Quel est le rôle du syndicat dans le procès prud’homal ?

Le syndicat est présent dans toutes les phases du litige. Outre son rôle de juge, il assiste et représente le salarié dans le procès. Il aide à la préparation des dossiers. Il assure une défense gratuite via les défenseurs syndicaux.
Les défenseurs syndicaux Force Ouvrière permettent de garantir la gratuité du litige prud’homal. En effet, ils défendent gratuitement les adhérents Force Ouvrière.

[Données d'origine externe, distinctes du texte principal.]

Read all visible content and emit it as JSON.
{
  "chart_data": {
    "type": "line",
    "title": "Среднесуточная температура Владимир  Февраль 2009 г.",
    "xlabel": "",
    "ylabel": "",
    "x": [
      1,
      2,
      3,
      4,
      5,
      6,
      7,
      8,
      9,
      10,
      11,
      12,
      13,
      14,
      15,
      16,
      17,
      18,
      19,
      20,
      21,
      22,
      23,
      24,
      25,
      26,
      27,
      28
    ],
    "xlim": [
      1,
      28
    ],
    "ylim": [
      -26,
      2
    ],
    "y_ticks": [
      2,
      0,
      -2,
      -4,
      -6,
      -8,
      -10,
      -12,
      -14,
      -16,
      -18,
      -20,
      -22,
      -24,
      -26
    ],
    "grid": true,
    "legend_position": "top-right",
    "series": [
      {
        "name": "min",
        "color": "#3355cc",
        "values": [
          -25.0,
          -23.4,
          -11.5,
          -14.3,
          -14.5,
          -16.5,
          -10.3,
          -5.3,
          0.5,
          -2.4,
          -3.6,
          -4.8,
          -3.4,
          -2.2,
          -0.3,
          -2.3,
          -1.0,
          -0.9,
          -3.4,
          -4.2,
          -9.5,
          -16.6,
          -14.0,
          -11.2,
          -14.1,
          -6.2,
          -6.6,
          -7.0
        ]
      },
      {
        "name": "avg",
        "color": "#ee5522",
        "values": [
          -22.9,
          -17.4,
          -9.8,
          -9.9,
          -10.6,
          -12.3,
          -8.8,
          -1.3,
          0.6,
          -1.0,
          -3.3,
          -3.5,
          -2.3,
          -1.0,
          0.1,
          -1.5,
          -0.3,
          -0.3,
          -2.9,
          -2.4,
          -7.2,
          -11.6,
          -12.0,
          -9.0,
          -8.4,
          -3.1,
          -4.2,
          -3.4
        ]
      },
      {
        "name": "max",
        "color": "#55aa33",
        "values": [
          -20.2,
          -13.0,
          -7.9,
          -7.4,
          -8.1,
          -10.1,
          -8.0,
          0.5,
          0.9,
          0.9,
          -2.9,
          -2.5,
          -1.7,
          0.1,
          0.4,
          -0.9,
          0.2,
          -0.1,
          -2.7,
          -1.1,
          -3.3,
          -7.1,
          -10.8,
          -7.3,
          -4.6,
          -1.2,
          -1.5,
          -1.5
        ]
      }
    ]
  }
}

Ils sont présents dans chaque département (liste des Unions départementales FO
).
Le syndicat peut aussi jouer un rôle actif dans le litige, en appui de certaines actions de salariés lorsque l’intérêt collectif de la profession est en jeu, ou bien à l’occasion d’actions dites de substitution: il s’agit alors pour le syndicat d’agir au nom du salarié (et avec son accord bien sûr), en matière d’égalité hommes/femmes, de harcèlement sexuel ou moral, de licenciement économique, en faveur des travailleurs étrangers, pour les droits des travailleurs précaires, etc.

Les prud’hommes en quelques dates …
Apparu au XIe siècle, le terme Prud’hommes (hommes prudents, de bon conseil) s’appliquait alors aux «défenseurs du métier». Si un conflit surgissait entre artisans, il était tranché par leurs pairs : les prud’hommes. Mais son histoire remonte véritablement au XIXe siècle. En Mars 1806, afin de favoriser la conciliation entre les fabricants de soie et les ouvriers lyonnais, une loi napoléonienne crée le premier conseil de prud’hommes. La loi de 1848 confère à l’institution un élément fort de sa forme actuelle avec l’apparition du paritarisme (”employeurs” et “salariés” rendant ensemble les décisions). En 1907, une loi est votée et met en place une véritable juridiction sociale, reconnue compétente en matière de contentieux individuels du travail.
1806: la loi du 18 mars crée le conseil de prud’hommes de Lyon pour la soirie. L’article 34, de portée générale, dispose que le gouvernement peut créer des conseils partout où il le juge nécessaire.
1848: nouveau mode d’élection : les ouvriers élisent les conseillers parmi la liste proposée par les patrons, et inversement.
1905: la loi du 15 juillet généralise l’institution et organise la juridiction d’appel.
1907: les femmes deviennent électrices aux prud’hommes (loi du 17 mars 1907). Elles seront éligibles à partir de 1908.
1924: intégration de la législation sur les conseils des prud’hommes dans le Code du travail.
1958: loi du 22 décembre relative à la compétence et à l’institution des conseils de prud’hommes.
1979: loi du 18 janvier, emportant généralisation territoriale et professionnelle des conseils de prud’hommes. C’est la consécration du principe paritaire, et le rejet de l’échevinage.
1982: la loi du 6 mai définit le statut actuel des conseillers, institue le renouvellement intégral des conseils tous les 5 ans.